After serving in the State Department and the Department of the Interior between 1937 and 1942, Straight became The New Republics Washington correspondent in 1940, and editor in 1941. After serving in the US Air Force from 1942 to 1945, he returned to The New Republic as its publisher, and hired Henry A. Wallace, the former 33rd Vice President of the United States from 1941 to 1945 and the Secretary of Commerce from 1945 to 1946, as the magazine's editor. Straight resumed the editorship when Wallace departed in 1947 to launch his 1948 Progressive Party presidential campaign, Straight left the helm of The New Republic in 1956.

In his 1993 memoir, After Long Silence, Straight confessed his involvement in the Cambridge spy ring, seeking to both explain and exonerate himself by contending that he was recruited reluctantly, and never passed classified information to his Soviet contact, "Michael Green." He also claimed to have broken with the Party in 1941. Privately, Straight first confessed in 1963 to family friend and fellow cold war liberal Arthur Schlesinger Jr., who was then serving as a special assistant to John F. Kennedy. Having been invited to work in the White House and concerned about undergoing a background check, Straight confided to Schlesinger who sent him to the Department of Justice, which helped trigger an investigation that resulted in Anthony Blunt's exposure. With Straight's previous activities remaining undisclosed, he maintained good standing in Washington, and served from 1969 to 1977 as the deputy chairman of the National Endowment for the Arts.
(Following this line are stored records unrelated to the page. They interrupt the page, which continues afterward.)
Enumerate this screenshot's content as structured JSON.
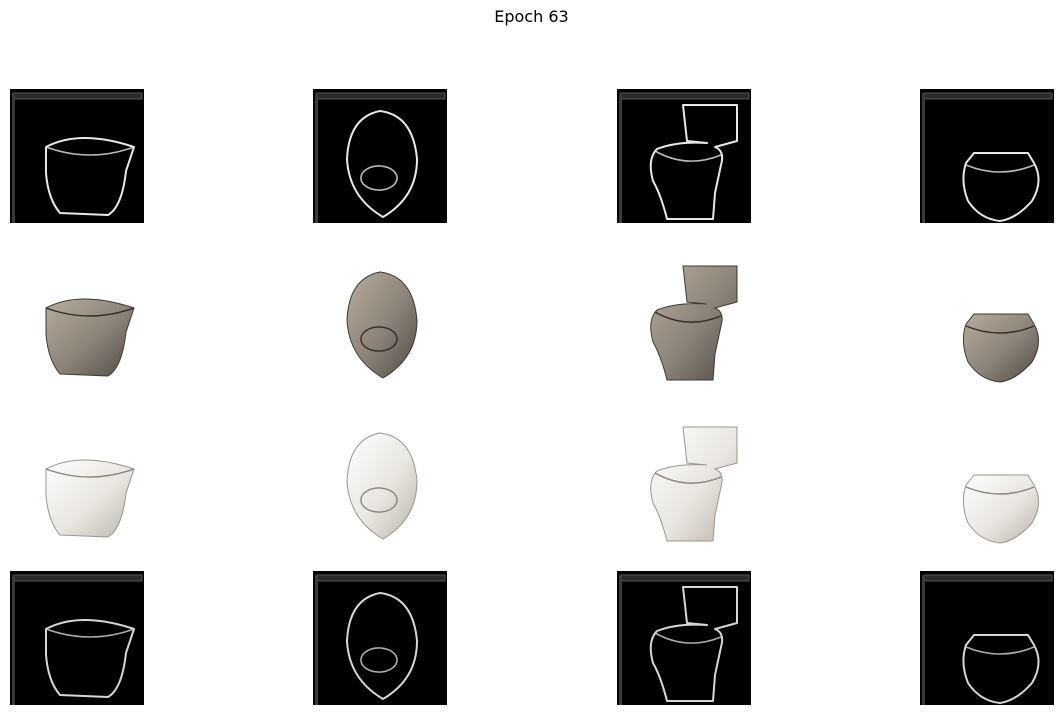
{
  "figure": {
    "title": "Epoch 63"
  },
  "grid": {
    "columns": 4,
    "rows": [
      {
        "kind": "edge-input",
        "background": "#000000",
        "stroke": "#e8e8e8",
        "tiles": [
          {
            "name": "bidet-outline-input",
            "shape": "bidet"
          },
          {
            "name": "urinal-outline-input",
            "shape": "urinal"
          },
          {
            "name": "toilet-outline-input",
            "shape": "toilet"
          },
          {
            "name": "bowl-outline-input",
            "shape": "bowl"
          }
        ]
      },
      {
        "kind": "generated-photo",
        "background": "#ffffff",
        "fill": "#8a8278",
        "tiles": [
          {
            "name": "bidet-generated-image",
            "shape": "bidet"
          },
          {
            "name": "urinal-generated-image",
            "shape": "urinal"
          },
          {
            "name": "toilet-generated-image",
            "shape": "toilet"
          },
          {
            "name": "bowl-generated-image",
            "shape": "bowl"
          }
        ]
      },
      {
        "kind": "target-photo",
        "background": "#ffffff",
        "fill": "#e9e6e1",
        "tiles": [
          {
            "name": "bidet-target-image",
            "shape": "bidet"
          },
          {
            "name": "urinal-target-image",
            "shape": "urinal"
          },
          {
            "name": "toilet-target-image",
            "shape": "toilet"
          },
          {
            "name": "bowl-target-image",
            "shape": "bowl"
          }
        ]
      },
      {
        "kind": "edge-reconstruction",
        "background": "#000000",
        "stroke": "#d6d6d6",
        "tiles": [
          {
            "name": "bidet-outline-reconstruction",
            "shape": "bidet"
          },
          {
            "name": "urinal-outline-reconstruction",
            "shape": "urinal"
          },
          {
            "name": "toilet-outline-reconstruction",
            "shape": "toilet"
          },
          {
            "name": "bowl-outline-reconstruction",
            "shape": "bowl"
          }
        ]
      }
    ]
  }
}
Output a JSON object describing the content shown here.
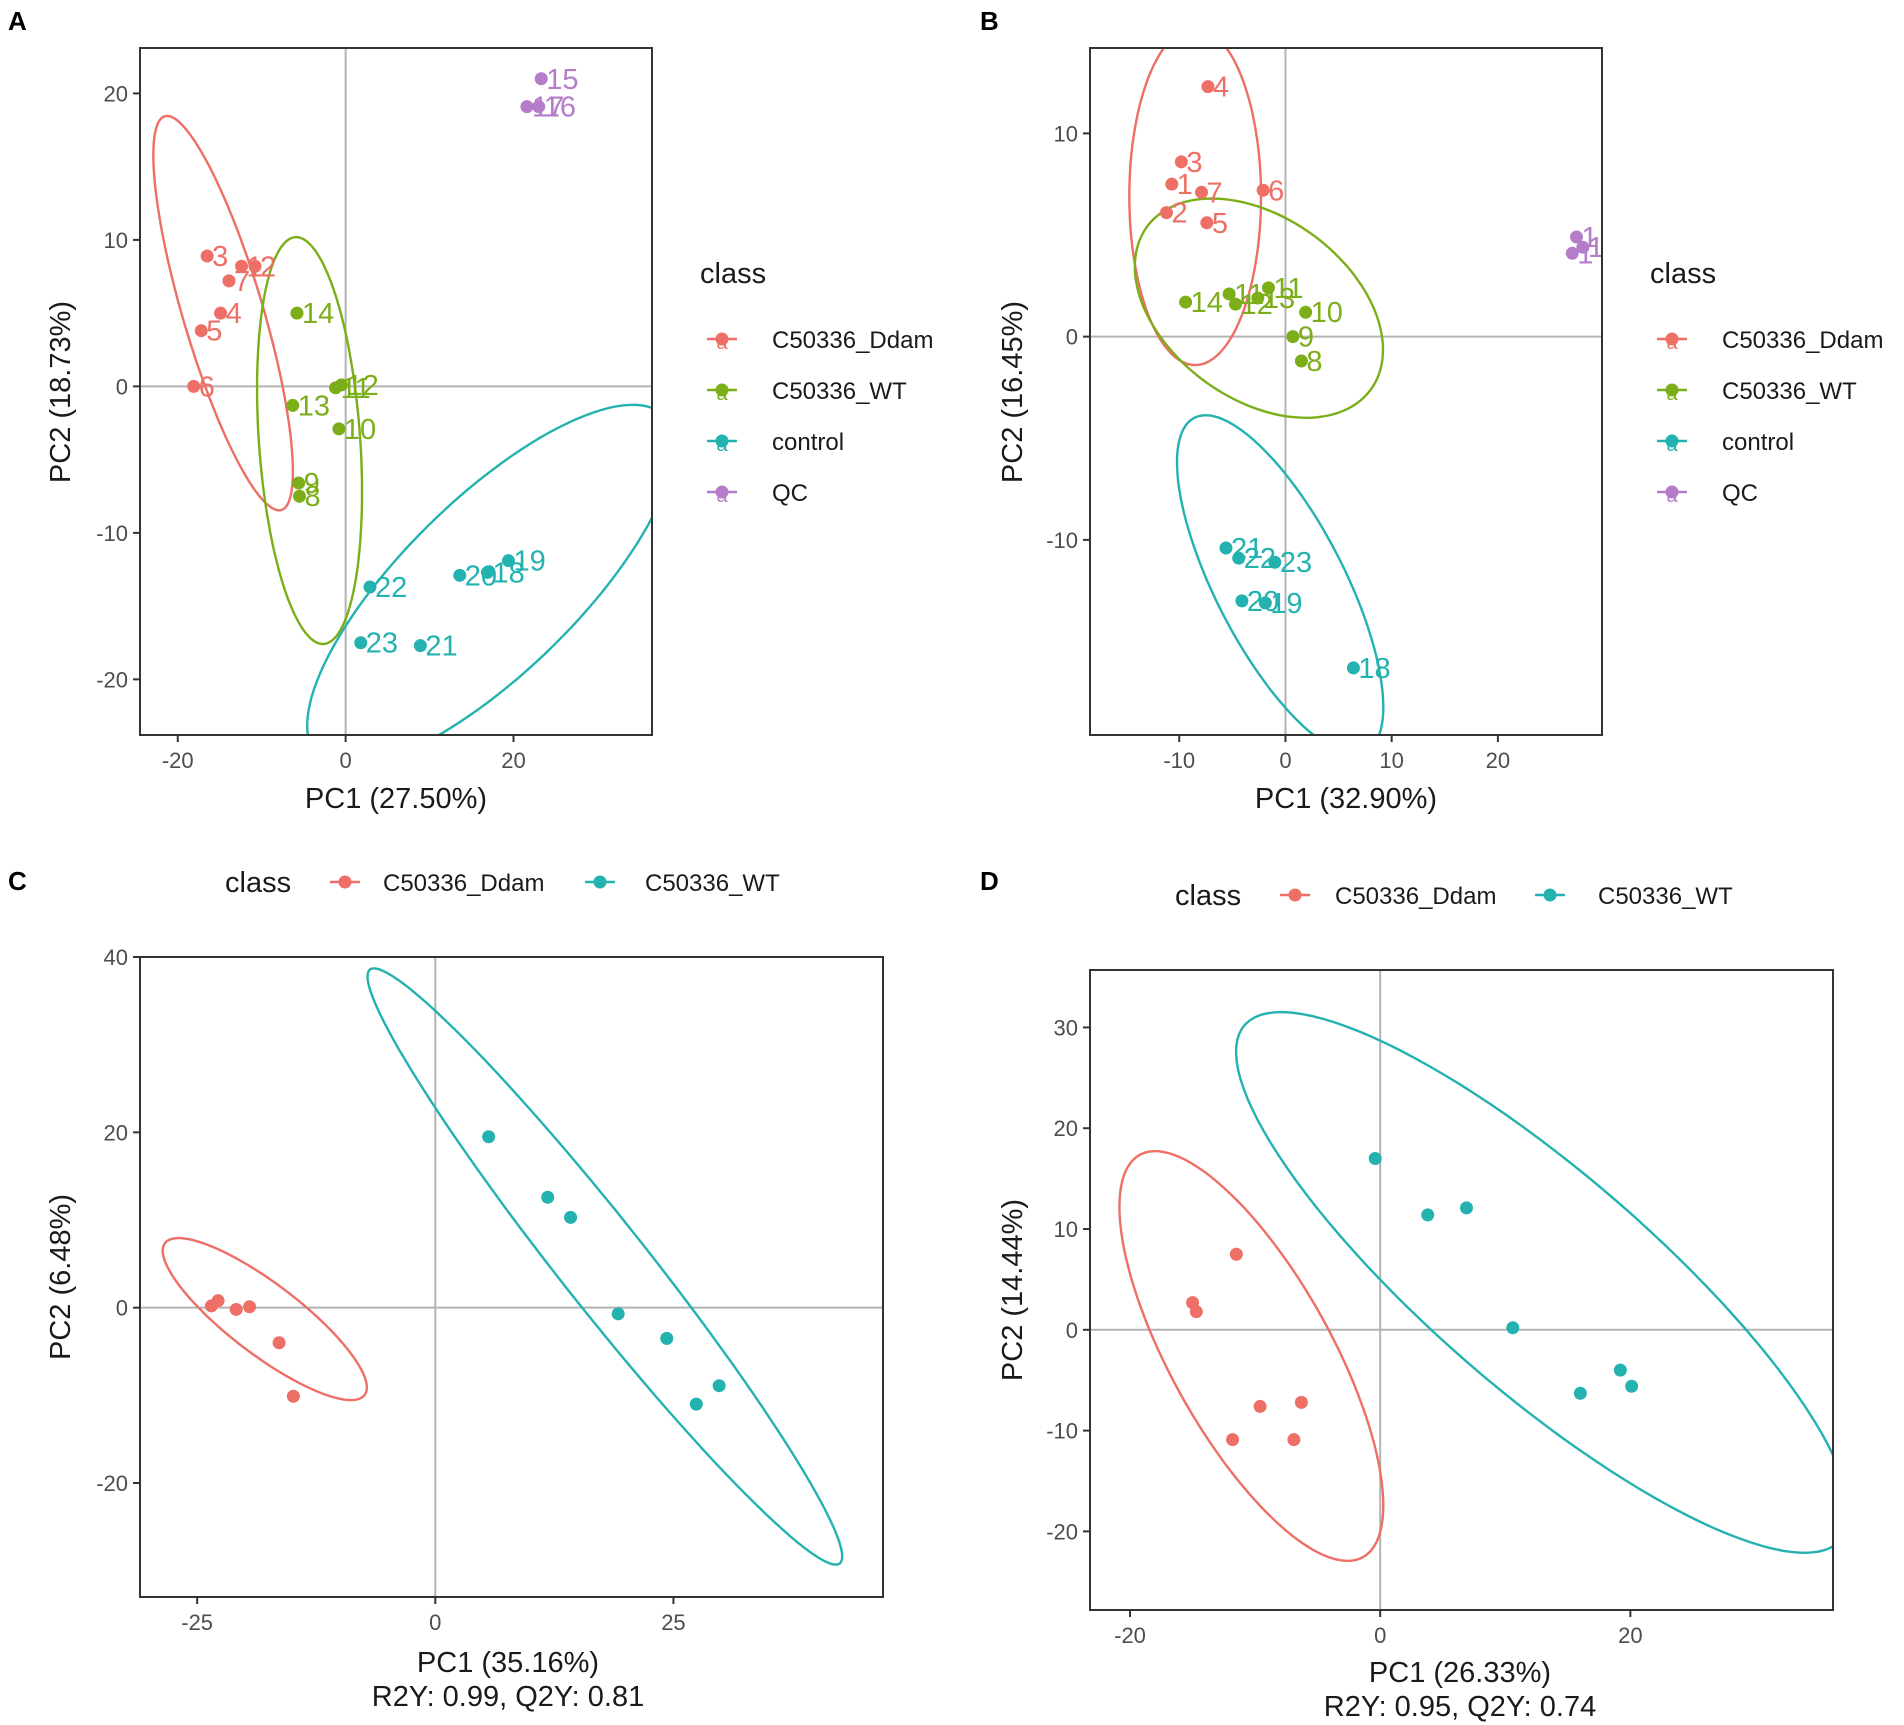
{
  "colors": {
    "ddam": "#ED6F66",
    "wt": "#7CAE1A",
    "control": "#23B2B0",
    "qc": "#B57CC9",
    "axis": "#333333",
    "tick_text": "#4d4d4d",
    "zero_line": "#b3b3b3",
    "text": "#1a1a1a"
  },
  "chart_data": [
    {
      "panel": "A",
      "type": "scatter",
      "xlabel": "PC1 (27.50%)",
      "ylabel": "PC2 (18.73%)",
      "xlim": [
        -24.5,
        36.5
      ],
      "ylim": [
        -23.8,
        23.1
      ],
      "xticks": [
        -20,
        0,
        20
      ],
      "xtick_labels": [
        "-20",
        "0",
        "20"
      ],
      "yticks": [
        -20,
        -10,
        0,
        10,
        20
      ],
      "ytick_labels": [
        "-20",
        "-10",
        "0",
        "10",
        "20"
      ],
      "legend": {
        "title": "class",
        "position": "right",
        "key_glyph": "a",
        "items": [
          {
            "label": "C50336_Ddam",
            "group": "ddam"
          },
          {
            "label": "C50336_WT",
            "group": "wt"
          },
          {
            "label": "control",
            "group": "control"
          },
          {
            "label": "QC",
            "group": "qc"
          }
        ]
      },
      "series": [
        {
          "name": "C50336_Ddam",
          "group": "ddam",
          "points": [
            {
              "x": -16.5,
              "y": 8.9,
              "label": "3"
            },
            {
              "x": -12.4,
              "y": 8.2,
              "label": "1"
            },
            {
              "x": -10.8,
              "y": 8.2,
              "label": "2"
            },
            {
              "x": -13.9,
              "y": 7.2,
              "label": "7"
            },
            {
              "x": -14.9,
              "y": 5.0,
              "label": "4"
            },
            {
              "x": -17.2,
              "y": 3.8,
              "label": "5"
            },
            {
              "x": -18.1,
              "y": 0.0,
              "label": "6"
            }
          ]
        },
        {
          "name": "C50336_WT",
          "group": "wt",
          "points": [
            {
              "x": -5.8,
              "y": 5.0,
              "label": "14"
            },
            {
              "x": -1.2,
              "y": -0.1,
              "label": "11"
            },
            {
              "x": -0.5,
              "y": 0.1,
              "label": "12"
            },
            {
              "x": -6.3,
              "y": -1.3,
              "label": "13"
            },
            {
              "x": -0.8,
              "y": -2.9,
              "label": "10"
            },
            {
              "x": -5.6,
              "y": -6.6,
              "label": "9"
            },
            {
              "x": -5.5,
              "y": -7.5,
              "label": "8"
            }
          ]
        },
        {
          "name": "control",
          "group": "control",
          "points": [
            {
              "x": 19.4,
              "y": -11.9,
              "label": "19"
            },
            {
              "x": 13.6,
              "y": -12.9,
              "label": "20"
            },
            {
              "x": 16.9,
              "y": -12.7,
              "label": "18"
            },
            {
              "x": 2.9,
              "y": -13.7,
              "label": "22"
            },
            {
              "x": 1.8,
              "y": -17.5,
              "label": "23"
            },
            {
              "x": 8.9,
              "y": -17.7,
              "label": "21"
            }
          ]
        },
        {
          "name": "QC",
          "group": "qc",
          "points": [
            {
              "x": 23.3,
              "y": 21.0,
              "label": "15"
            },
            {
              "x": 21.6,
              "y": 19.1,
              "label": "17"
            },
            {
              "x": 23.0,
              "y": 19.1,
              "label": "16"
            }
          ]
        }
      ],
      "ellipses": [
        {
          "group": "ddam",
          "cx": -14.6,
          "cy": 5.0,
          "rx": 15.2,
          "ry": 4.4,
          "angle_deg": -61
        },
        {
          "group": "wt",
          "cx": -4.3,
          "cy": -3.7,
          "rx": 14.0,
          "ry": 6.0,
          "angle_deg": -82
        },
        {
          "group": "control",
          "cx": 17.3,
          "cy": -13.6,
          "rx": 24.1,
          "ry": 7.1,
          "angle_deg": 26
        }
      ]
    },
    {
      "panel": "B",
      "type": "scatter",
      "xlabel": "PC1 (32.90%)",
      "ylabel": "PC2 (16.45%)",
      "xlim": [
        -18.4,
        29.8
      ],
      "ylim": [
        -19.6,
        14.2
      ],
      "xticks": [
        -10,
        0,
        10,
        20
      ],
      "xtick_labels": [
        "-10",
        "0",
        "10",
        "20"
      ],
      "yticks": [
        -10,
        0,
        10
      ],
      "ytick_labels": [
        "-10",
        "0",
        "10"
      ],
      "legend": {
        "title": "class",
        "position": "right",
        "key_glyph": "a",
        "items": [
          {
            "label": "C50336_Ddam",
            "group": "ddam"
          },
          {
            "label": "C50336_WT",
            "group": "wt"
          },
          {
            "label": "control",
            "group": "control"
          },
          {
            "label": "QC",
            "group": "qc"
          }
        ]
      },
      "series": [
        {
          "name": "C50336_Ddam",
          "group": "ddam",
          "points": [
            {
              "x": -7.3,
              "y": 12.3,
              "label": "4"
            },
            {
              "x": -9.8,
              "y": 8.6,
              "label": "3"
            },
            {
              "x": -10.7,
              "y": 7.5,
              "label": "1"
            },
            {
              "x": -7.9,
              "y": 7.1,
              "label": "7"
            },
            {
              "x": -2.1,
              "y": 7.2,
              "label": "6"
            },
            {
              "x": -11.2,
              "y": 6.1,
              "label": "2"
            },
            {
              "x": -7.4,
              "y": 5.6,
              "label": "5"
            }
          ]
        },
        {
          "name": "C50336_WT",
          "group": "wt",
          "points": [
            {
              "x": -5.3,
              "y": 2.1,
              "label": "11"
            },
            {
              "x": -1.6,
              "y": 2.4,
              "label": "11"
            },
            {
              "x": -9.4,
              "y": 1.7,
              "label": "14"
            },
            {
              "x": -4.7,
              "y": 1.6,
              "label": "12"
            },
            {
              "x": -2.6,
              "y": 1.9,
              "label": "13"
            },
            {
              "x": 1.9,
              "y": 1.2,
              "label": "10"
            },
            {
              "x": 0.7,
              "y": 0.0,
              "label": "9"
            },
            {
              "x": 1.5,
              "y": -1.2,
              "label": "8"
            }
          ]
        },
        {
          "name": "control",
          "group": "control",
          "points": [
            {
              "x": -5.6,
              "y": -10.4,
              "label": "21"
            },
            {
              "x": -4.4,
              "y": -10.9,
              "label": "22"
            },
            {
              "x": -1.0,
              "y": -11.1,
              "label": "23"
            },
            {
              "x": -4.1,
              "y": -13.0,
              "label": "20"
            },
            {
              "x": -1.9,
              "y": -13.1,
              "label": "19"
            },
            {
              "x": 6.4,
              "y": -16.3,
              "label": "18"
            }
          ]
        },
        {
          "name": "QC",
          "group": "qc",
          "points": [
            {
              "x": 27.4,
              "y": 4.9,
              "label": "1"
            },
            {
              "x": 27.0,
              "y": 4.1,
              "label": "1"
            },
            {
              "x": 28.0,
              "y": 4.4,
              "label": "1"
            }
          ]
        }
      ],
      "ellipses": [
        {
          "group": "ddam",
          "cx": -8.5,
          "cy": 6.9,
          "rx": 8.3,
          "ry": 6.2,
          "angle_deg": 90
        },
        {
          "group": "wt",
          "cx": -2.5,
          "cy": 1.4,
          "rx": 11.9,
          "ry": 4.9,
          "angle_deg": -12
        },
        {
          "group": "control",
          "cx": -0.5,
          "cy": -12.2,
          "rx": 11.9,
          "ry": 4.7,
          "angle_deg": -39
        }
      ]
    },
    {
      "panel": "C",
      "type": "scatter",
      "xlabel": "PC1 (35.16%)",
      "subcaption": "R2Y: 0.99, Q2Y: 0.81",
      "ylabel": "PC2 (6.48%)",
      "xlim": [
        -31,
        47
      ],
      "ylim": [
        -33,
        40
      ],
      "xticks": [
        -25,
        0,
        25
      ],
      "xtick_labels": [
        "-25",
        "0",
        "25"
      ],
      "yticks": [
        -20,
        0,
        20,
        40
      ],
      "ytick_labels": [
        "-20",
        "0",
        "20",
        "40"
      ],
      "legend": {
        "title": "class",
        "position": "top",
        "key_glyph": "point",
        "items": [
          {
            "label": "C50336_Ddam",
            "group": "ddam"
          },
          {
            "label": "C50336_WT",
            "group": "control"
          }
        ]
      },
      "series": [
        {
          "name": "C50336_Ddam",
          "group": "ddam",
          "points": [
            {
              "x": -22.8,
              "y": 0.8
            },
            {
              "x": -23.5,
              "y": 0.2
            },
            {
              "x": -20.9,
              "y": -0.2
            },
            {
              "x": -19.5,
              "y": 0.1
            },
            {
              "x": -16.4,
              "y": -4.0
            },
            {
              "x": -14.9,
              "y": -10.1
            }
          ]
        },
        {
          "name": "C50336_WT",
          "group": "control",
          "points": [
            {
              "x": 5.6,
              "y": 19.5
            },
            {
              "x": 11.8,
              "y": 12.6
            },
            {
              "x": 14.2,
              "y": 10.3
            },
            {
              "x": 19.2,
              "y": -0.7
            },
            {
              "x": 24.3,
              "y": -3.5
            },
            {
              "x": 27.4,
              "y": -11.0
            },
            {
              "x": 29.8,
              "y": -8.9
            }
          ]
        }
      ],
      "ellipses": [
        {
          "group": "ddam",
          "cx": -17.9,
          "cy": -1.3,
          "rx": 13.6,
          "ry": 3.9,
          "angle_deg": -40
        },
        {
          "group": "control",
          "cx": 17.8,
          "cy": 4.7,
          "rx": 41.9,
          "ry": 4.7,
          "angle_deg": -54
        }
      ]
    },
    {
      "panel": "D",
      "type": "scatter",
      "xlabel": "PC1 (26.33%)",
      "subcaption": "R2Y: 0.95, Q2Y: 0.74",
      "ylabel": "PC2 (14.44%)",
      "xlim": [
        -23.2,
        36.2
      ],
      "ylim": [
        -27.8,
        35.7
      ],
      "xticks": [
        -20,
        0,
        20
      ],
      "xtick_labels": [
        "-20",
        "0",
        "20"
      ],
      "yticks": [
        -20,
        -10,
        0,
        10,
        20,
        30
      ],
      "ytick_labels": [
        "-20",
        "-10",
        "0",
        "10",
        "20",
        "30"
      ],
      "legend": {
        "title": "class",
        "position": "top",
        "key_glyph": "point",
        "items": [
          {
            "label": "C50336_Ddam",
            "group": "ddam"
          },
          {
            "label": "C50336_WT",
            "group": "control"
          }
        ]
      },
      "series": [
        {
          "name": "C50336_Ddam",
          "group": "ddam",
          "points": [
            {
              "x": -11.5,
              "y": 7.5
            },
            {
              "x": -15.0,
              "y": 2.7
            },
            {
              "x": -14.7,
              "y": 1.8
            },
            {
              "x": -9.6,
              "y": -7.6
            },
            {
              "x": -6.3,
              "y": -7.2
            },
            {
              "x": -11.8,
              "y": -10.9
            },
            {
              "x": -6.9,
              "y": -10.9
            }
          ]
        },
        {
          "name": "C50336_WT",
          "group": "control",
          "points": [
            {
              "x": -0.4,
              "y": 17.0
            },
            {
              "x": 3.8,
              "y": 11.4
            },
            {
              "x": 6.9,
              "y": 12.1
            },
            {
              "x": 10.6,
              "y": 0.2
            },
            {
              "x": 16.0,
              "y": -6.3
            },
            {
              "x": 19.2,
              "y": -4.0
            },
            {
              "x": 20.1,
              "y": -5.6
            }
          ]
        }
      ],
      "ellipses": [
        {
          "group": "ddam",
          "cx": -10.3,
          "cy": -2.6,
          "rx": 21.9,
          "ry": 6.7,
          "angle_deg": -67
        },
        {
          "group": "control",
          "cx": 13.0,
          "cy": 4.7,
          "rx": 35.0,
          "ry": 9.8,
          "angle_deg": -48
        }
      ]
    }
  ]
}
== Deportation and after ==
According to the 1950 HUAC report, "as a result of the investigation and hearings held by the committee, Dolivet's contract with the United Nations has not been renewed, and it is the committee's understanding that he was removed from the editorship of the United Nations World. Dolivet is presently... excludable for admission to the United States under the provisions of the Wood-McCarran Communist Control Act." By November 1950, he was officially disallowed from reentering the United States after having eluded authorities who wanted to compel him to remain in the country for HUAC questioning.

As of December 1952, Dolivet was in Paris, publishing a magazine called Fighting Democracy.

==Personal life==
Dolivet was introduced by Michael Straight to his sister, actress Beatrice Whitney Straight, in Washington, D.C., and several months later, on February 22, 1942, Dolivet married her in Polk County, Iowa. At the time, Dolivet was a speaker at the National Farm Institute and Straight was in the middle of the mid-west road show of Twelfth Night. Straight's mother, Dorothy Elmhirst and stepfather, Leonard K. Elmhirst attended the wedding, along with her brother Michael Straight and his wife, Belinda Crompton. At the time of the wedding, Straight's elder brother, Whitney Straight, had been missing since August 1941, when his plane was shot down on the French coast.

On May 24, 1949, Straight obtained a divorce from Dolivet in Reno, Nevada. Together they had one child:
- Willard Whitney Straight Dolivet (1945–1952)
Dolivet died in London in August 1989.

===Death of son===
In 1952, their 7-year-old son, Willard, accidentally drowned in a pond on Straight's farm in Armonk while playing in a small row boat tied to the dock. The boy was found by Straight's second husband, actor Peter Cookson. Dolivet, who was living in Paris at the time, was refused a visa and, therefore, unable to fly to the United States to attend the funeral because of his allegedly pro-communist activities.